If the Philippines fully leverages the benefits and opportunities from digital trade, the country’s digital exports through e-commerce could grow by more than 200% to reach nearly P600 billion by 2030, according to a new report.
The report, entitled “The Data Revolution: How the Philippines Can Capture the Digital Trade Opportunity at Home and Abroad,” said the country’s digital exports in 2017 were estimated to be worth over P187 billion, making digital exports the country’s sixth largest sector and accounting for 5.4% of its total export value.
However, the report, published by the Hinrich Foundation, noted that while the figures appeared substantial, digital exports were primarily driven by the Philippines’ large IT-BPO sector.
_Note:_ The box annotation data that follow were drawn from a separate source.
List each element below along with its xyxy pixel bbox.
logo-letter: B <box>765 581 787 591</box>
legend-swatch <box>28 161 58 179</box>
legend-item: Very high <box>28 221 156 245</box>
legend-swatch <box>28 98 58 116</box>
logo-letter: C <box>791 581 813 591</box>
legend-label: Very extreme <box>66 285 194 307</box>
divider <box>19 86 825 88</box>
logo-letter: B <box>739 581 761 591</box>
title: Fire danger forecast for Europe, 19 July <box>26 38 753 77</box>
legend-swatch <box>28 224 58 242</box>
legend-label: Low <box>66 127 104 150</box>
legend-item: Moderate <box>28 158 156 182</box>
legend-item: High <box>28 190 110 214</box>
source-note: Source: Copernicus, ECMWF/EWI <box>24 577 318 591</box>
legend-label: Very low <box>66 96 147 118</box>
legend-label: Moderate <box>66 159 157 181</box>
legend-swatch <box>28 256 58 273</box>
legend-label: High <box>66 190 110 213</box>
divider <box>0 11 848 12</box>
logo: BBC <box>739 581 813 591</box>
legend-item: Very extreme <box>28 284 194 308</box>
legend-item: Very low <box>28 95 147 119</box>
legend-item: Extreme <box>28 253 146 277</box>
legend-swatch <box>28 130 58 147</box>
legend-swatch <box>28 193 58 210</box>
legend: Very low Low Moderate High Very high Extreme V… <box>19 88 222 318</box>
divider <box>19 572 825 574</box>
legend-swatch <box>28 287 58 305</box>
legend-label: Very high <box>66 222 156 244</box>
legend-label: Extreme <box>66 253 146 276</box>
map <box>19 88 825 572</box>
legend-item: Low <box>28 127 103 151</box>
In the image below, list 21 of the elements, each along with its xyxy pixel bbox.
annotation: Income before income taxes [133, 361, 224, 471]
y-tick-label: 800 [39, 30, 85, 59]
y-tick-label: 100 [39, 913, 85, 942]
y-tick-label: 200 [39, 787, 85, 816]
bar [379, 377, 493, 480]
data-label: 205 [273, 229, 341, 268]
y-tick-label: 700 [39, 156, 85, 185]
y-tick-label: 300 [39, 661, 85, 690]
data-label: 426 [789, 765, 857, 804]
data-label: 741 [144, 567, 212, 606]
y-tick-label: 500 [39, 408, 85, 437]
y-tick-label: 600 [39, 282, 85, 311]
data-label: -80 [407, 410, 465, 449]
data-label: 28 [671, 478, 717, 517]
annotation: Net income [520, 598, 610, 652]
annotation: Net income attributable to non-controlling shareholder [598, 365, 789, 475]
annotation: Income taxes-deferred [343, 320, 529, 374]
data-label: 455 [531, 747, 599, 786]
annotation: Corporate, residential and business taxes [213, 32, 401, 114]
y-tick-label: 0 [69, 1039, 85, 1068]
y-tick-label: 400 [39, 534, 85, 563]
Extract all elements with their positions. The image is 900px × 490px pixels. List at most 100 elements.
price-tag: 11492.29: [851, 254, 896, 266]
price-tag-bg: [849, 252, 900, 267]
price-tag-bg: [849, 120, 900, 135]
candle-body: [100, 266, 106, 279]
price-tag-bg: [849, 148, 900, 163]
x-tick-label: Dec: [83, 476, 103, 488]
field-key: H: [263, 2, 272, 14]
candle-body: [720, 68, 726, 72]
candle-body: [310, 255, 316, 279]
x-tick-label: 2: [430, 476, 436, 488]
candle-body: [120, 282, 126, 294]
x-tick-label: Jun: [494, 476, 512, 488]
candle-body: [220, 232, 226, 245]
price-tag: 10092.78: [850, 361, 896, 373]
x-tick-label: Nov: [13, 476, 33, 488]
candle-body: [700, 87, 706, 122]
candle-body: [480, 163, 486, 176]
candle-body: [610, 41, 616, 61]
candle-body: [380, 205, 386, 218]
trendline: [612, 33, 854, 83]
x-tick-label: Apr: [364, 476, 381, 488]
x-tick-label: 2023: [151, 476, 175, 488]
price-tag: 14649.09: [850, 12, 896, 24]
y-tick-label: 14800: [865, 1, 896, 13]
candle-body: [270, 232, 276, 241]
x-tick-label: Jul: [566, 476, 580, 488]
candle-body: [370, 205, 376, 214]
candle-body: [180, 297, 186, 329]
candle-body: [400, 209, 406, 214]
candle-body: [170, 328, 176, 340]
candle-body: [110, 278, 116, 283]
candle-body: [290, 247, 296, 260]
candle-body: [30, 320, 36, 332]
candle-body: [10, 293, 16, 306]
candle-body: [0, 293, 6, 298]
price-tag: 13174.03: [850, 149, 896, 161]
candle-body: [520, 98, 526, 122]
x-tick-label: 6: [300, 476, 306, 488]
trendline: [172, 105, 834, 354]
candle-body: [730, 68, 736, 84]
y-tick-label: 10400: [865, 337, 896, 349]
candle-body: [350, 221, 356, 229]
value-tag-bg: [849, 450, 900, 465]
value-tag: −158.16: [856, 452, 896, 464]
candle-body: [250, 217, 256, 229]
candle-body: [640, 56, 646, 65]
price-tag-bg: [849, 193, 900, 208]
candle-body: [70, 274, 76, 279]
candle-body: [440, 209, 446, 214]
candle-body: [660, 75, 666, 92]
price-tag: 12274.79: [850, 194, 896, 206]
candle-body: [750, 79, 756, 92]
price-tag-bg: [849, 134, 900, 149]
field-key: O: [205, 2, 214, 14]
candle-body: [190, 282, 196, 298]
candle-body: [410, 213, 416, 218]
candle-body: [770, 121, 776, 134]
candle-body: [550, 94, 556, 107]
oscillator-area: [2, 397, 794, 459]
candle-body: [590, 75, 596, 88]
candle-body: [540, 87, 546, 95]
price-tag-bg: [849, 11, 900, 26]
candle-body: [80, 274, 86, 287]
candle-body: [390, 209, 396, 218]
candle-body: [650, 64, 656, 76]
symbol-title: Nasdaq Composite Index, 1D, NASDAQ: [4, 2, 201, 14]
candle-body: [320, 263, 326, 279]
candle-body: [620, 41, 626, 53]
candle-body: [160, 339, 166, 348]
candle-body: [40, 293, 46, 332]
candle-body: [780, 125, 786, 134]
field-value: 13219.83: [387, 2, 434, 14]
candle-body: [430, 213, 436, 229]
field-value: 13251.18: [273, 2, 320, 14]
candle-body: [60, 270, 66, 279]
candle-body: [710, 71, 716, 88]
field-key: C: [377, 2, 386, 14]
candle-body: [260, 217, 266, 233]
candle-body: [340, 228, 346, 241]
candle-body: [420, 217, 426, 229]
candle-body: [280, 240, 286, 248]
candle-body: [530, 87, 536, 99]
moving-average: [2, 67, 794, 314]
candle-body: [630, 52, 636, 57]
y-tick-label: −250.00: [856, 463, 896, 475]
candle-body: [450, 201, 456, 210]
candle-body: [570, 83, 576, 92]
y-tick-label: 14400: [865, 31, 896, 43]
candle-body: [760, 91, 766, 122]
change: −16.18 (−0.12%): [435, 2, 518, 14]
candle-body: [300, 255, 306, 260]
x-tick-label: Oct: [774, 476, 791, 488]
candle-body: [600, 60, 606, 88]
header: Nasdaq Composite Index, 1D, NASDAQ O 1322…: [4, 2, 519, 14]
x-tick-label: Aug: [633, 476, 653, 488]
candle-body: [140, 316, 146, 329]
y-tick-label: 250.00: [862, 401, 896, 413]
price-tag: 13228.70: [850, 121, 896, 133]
Digital export revenues from e-commerce, on the other hand, were significantly low. Comparatively, Vietnam’s e-commerce export revenues were estimated to be 110 times that of the Philippines in 2017, said the report.
“This is attributable in part to the Philippines’s inadequate Information and Communications Technology (ICT) infrastructure-in 2016, the country had the slowest reported internet speeds in Asia Pacific.”
But the report also observed signs of an upturn owing to the Philippines’ rapidly increasing Internet and smartphone penetration rate and a national roadmap to advance e-commerce.
“If the Philippines fully leverages the opportunities afforded by digital trade, it is estimated that its digital exports would grow even more rapidly by a massive 218 percent to reach P594 billion (US$11.8 billion) by 2030,” it added.
For digitally enabled export products, particularly fast-moving consumer goods, their value was estimated to be P1 billion in 2017. This value “could grow almost 300 times to reach P315 billion (US$6.2 billion) by 2030,” the paper said.
“This growth is expected to be largely driven by expanding e-commerce exports, which currently have a very small base in the country.”
Citing Philippine Statistics Authority data, the report said the Philippine e-commerce market in 2015 accounted for only 0.5% of retail transactions in the country, “reflecting an immense export potential for Philippine businesses.”
However, most local businesses have yet to tap the export opportunity, with less than 8% currently engaged in direct exporting, versus 16% in East Asian and Pacific economies on average.
“Philippine businesses, particularly Small and Medium Enterprises (SMEs), still face substantial challenges in bridging the gap to global markets. They often lack the resources to research international sales opportunities, build global business networks and promote their products overseas,” said the report.
To realize the full potential of digital trade, it said policymakers will need to ensure open data flows and interoperability, promote innovation-oriented approaches to copyright and intermediary liability regulations, and minimize border frictions.
“Digital trade is crucial not only as a way to increase and diversify the Philippines’s export base, but also for helping Philippine firms leverage digital technologies across every sector of the economy,” said the paper.
“It is in the Philippines’s interest to ensure a strong domestic ecosystem for digital trade and to also play a role in advocating strongly for digital trade to remain open in the Asia Pacific to safeguard the potential benefits for Philippine firms.”